The poll largely pitted two arms of the tiny nation's independence movement its combat leadership (AMP Alliance) and offshore diaspora diplomats (Fretilin) against each other. Voters deserted smaller parties with Fretilin gaining the largest swing of slightly less than 6 per cent, and the swing towards AMP was about 1.5 per cent.

The election was triggered when the Fretilin minority government, sworn in by President Francisco "Lu'Olo" Guterres in September, failed to get a working majority.

Pictures posted on the internet of Alkatiri at Fretilin headquarters in Dili on Saturday showed him to be inconsolable, having failed to gain the 30 seats he had predicted as he voted on Saturday morning and that would have given him his third chance at being prime minister.

The AMP alliance is likely to form government in its own right. In earlier counting it looked as if it might need to form a coalition with one or both or two smaller groups, the Democratic Party and the Development Democratic Forum, a collection of a number of parties.

After 95 per cent of the vote had been counted, the AMP alliance was looking set to have a clear majority in the 65 seat legislature. The most recent figures on Sunday had AMP with 34 seats and Fretilin on 23, with the Democratic Party on five and FDD three.

Once the government is set, Gusmao must resume negotiations with oil companies, including Australian Securities Exchange listed Woodside and US group ConocoPhilips, about exploiting an estimated $10 billion in energy reserves in the Greater Sunrise basin that Timor-Leste now controls. Timor-Leste inked a new maritime agreement with Australia in the lead-up to the poll, replacing the 2004 deal that Timor-Leste had argued was unfair and which was ripped up by a UN court in 2018.

Timor's present reserves, the country's major source of income that are now being pumped, are forecast to run out as early as 2026. The sticking point has been Gusmao's long held dream of bringing the pipeline to East Timor's remote southern cost, a promise repeated during the campaign, and the oil companies' view that this is not financially viable and they would only proceed if a pipelines went to Darwin.

"After yesterday's election with over 80 per cent of the vote counted it's clear that the AMP alliance is in the lead currently with 48 per cent of the national vote followed by Fretilin with about 35 per cent of the national vote. Two other smaller parties are also likely to secure seats," Michael Leach, Professor of Politics at Melbourne's Swinburne University who is in Dili as an election observer, told Fairfax Media.

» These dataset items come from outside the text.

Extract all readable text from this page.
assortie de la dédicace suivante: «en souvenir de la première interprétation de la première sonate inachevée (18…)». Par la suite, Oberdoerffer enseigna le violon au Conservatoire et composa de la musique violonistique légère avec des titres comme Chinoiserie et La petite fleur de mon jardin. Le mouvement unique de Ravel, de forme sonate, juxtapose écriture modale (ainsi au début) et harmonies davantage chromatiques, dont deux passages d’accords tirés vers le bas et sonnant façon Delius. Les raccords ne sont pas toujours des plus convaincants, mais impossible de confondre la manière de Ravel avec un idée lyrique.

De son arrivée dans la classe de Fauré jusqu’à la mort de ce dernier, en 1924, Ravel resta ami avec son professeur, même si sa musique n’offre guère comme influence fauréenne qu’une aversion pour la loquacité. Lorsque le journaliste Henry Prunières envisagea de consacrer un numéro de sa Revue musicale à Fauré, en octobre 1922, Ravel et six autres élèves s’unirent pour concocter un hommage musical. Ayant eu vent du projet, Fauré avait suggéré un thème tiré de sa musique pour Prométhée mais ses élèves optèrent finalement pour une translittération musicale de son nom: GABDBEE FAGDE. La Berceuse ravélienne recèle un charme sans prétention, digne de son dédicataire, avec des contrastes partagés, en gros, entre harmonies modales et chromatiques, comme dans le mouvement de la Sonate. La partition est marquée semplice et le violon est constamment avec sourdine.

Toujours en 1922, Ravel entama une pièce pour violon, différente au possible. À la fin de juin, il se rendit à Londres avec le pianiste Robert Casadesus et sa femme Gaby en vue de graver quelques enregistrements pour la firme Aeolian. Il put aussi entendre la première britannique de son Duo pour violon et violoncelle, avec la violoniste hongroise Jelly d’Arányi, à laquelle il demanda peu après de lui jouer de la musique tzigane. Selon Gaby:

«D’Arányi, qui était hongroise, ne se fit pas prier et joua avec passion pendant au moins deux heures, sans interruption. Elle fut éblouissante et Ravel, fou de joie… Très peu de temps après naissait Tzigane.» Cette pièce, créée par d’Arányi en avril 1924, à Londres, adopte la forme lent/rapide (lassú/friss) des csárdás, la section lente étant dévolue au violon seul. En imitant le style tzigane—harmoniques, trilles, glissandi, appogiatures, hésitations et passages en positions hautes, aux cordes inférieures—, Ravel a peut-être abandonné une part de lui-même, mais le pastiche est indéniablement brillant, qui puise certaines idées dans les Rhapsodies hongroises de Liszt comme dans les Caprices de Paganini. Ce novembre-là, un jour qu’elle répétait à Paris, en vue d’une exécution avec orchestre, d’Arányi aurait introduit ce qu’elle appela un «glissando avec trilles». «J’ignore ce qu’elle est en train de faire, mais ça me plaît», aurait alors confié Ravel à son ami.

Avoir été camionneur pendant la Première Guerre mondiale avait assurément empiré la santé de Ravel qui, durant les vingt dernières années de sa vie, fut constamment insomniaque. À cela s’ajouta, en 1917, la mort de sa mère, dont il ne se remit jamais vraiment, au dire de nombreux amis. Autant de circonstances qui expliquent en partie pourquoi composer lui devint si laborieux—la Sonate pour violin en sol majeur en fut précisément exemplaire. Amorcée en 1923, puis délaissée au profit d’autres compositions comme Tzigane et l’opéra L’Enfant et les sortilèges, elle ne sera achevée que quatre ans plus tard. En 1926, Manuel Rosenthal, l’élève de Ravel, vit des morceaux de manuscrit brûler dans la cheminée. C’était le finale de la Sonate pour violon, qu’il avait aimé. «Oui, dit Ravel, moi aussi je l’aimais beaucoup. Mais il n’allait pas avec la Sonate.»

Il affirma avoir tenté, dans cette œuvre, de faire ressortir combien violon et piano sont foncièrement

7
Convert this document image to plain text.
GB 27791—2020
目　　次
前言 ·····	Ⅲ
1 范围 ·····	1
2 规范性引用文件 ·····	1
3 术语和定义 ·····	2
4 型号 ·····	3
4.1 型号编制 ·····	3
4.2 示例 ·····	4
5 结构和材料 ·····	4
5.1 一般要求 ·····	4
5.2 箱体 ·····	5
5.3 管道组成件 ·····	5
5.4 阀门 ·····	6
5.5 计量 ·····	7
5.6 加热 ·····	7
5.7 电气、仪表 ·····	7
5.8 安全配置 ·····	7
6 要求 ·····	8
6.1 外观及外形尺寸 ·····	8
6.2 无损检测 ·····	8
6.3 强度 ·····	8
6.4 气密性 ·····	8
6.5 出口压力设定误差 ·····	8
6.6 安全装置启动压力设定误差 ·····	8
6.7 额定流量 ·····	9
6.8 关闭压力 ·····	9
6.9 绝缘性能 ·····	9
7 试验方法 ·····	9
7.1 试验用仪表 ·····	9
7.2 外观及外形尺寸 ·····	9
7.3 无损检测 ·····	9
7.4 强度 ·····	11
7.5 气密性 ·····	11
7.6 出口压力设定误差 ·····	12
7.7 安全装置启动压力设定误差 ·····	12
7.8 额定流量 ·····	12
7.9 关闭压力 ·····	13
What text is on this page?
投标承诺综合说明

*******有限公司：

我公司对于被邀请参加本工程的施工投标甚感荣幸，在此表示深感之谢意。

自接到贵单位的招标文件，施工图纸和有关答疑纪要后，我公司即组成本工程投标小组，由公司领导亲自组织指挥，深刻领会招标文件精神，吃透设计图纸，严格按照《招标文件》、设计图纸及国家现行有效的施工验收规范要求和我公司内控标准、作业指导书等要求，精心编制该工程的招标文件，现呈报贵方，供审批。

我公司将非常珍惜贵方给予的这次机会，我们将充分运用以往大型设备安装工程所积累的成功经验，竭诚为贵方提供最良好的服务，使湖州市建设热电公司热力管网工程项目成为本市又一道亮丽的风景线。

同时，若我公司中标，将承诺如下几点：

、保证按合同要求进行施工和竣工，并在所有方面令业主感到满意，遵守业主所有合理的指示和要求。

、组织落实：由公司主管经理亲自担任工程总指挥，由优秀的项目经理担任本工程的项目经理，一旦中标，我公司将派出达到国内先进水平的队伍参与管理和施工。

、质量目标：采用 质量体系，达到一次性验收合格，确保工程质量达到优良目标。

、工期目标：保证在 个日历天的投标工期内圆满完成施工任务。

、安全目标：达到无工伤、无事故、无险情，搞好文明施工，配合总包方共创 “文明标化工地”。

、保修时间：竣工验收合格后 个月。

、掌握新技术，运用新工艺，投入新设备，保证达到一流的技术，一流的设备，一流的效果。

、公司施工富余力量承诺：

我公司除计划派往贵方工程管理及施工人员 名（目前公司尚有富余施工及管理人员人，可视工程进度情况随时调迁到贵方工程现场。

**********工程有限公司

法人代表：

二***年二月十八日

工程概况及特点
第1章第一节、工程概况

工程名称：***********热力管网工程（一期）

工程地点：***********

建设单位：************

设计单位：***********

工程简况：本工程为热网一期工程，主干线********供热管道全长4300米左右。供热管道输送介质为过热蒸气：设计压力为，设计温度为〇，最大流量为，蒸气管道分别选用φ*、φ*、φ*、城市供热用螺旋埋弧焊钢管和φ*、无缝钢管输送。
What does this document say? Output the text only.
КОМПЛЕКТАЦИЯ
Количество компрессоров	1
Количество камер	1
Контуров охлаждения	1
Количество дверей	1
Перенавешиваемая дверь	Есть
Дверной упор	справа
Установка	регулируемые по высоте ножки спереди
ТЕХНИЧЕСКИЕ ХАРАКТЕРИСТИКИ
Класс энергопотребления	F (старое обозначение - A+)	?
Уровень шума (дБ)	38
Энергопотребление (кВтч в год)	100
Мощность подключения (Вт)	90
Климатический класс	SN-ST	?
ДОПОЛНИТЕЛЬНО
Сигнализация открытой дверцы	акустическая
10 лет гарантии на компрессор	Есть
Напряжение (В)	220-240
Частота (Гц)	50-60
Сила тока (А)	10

"We will have to wait for the final vote count to see a seat distribution, which will determine whether the AMP alliance gets a 33-seat majority in its own right, or the possible scenarios for a multi-party coalition government."

The FDD proved to be the dark horse in the race, its improved vote potentially the difference between an AMP or Fretilin coalition.

"My vote is very important for this country and for my people, Silvano, a 23 year old university student who lives in the mountain town of Ermera told Fairfax Media.

"I voted for the FDD because the presented real policy program including the urgent provision of clean water, better roads and housing for poor people."

Daniel Pires, who voted for AMP said he wanted to see the group develop the economy, culture, education and health "to develop this country like other countries".

What remains unclear, according to Leach, is how Gusmao will reconcile his economic preference for major projects with the grassroots approach advocated by his alliance partners.

There had been some complaints by Gusmao on polling day of voting irregularities but Leach said: "The preliminary report of the largest observer mission expressed concern over the allegations made, but has declared the process free fair and transparent, based on their own observations yesterday."

After a fractious and increasingly bitter campaign with personal insults from AMP leaders towards Fretilin leaders and the release, by the AMP, of details of tens of millions of dollars worth of single-sourced contracts to companies owned by Fretilin leaders and their families.

Neither side had made any comment at the time of publication.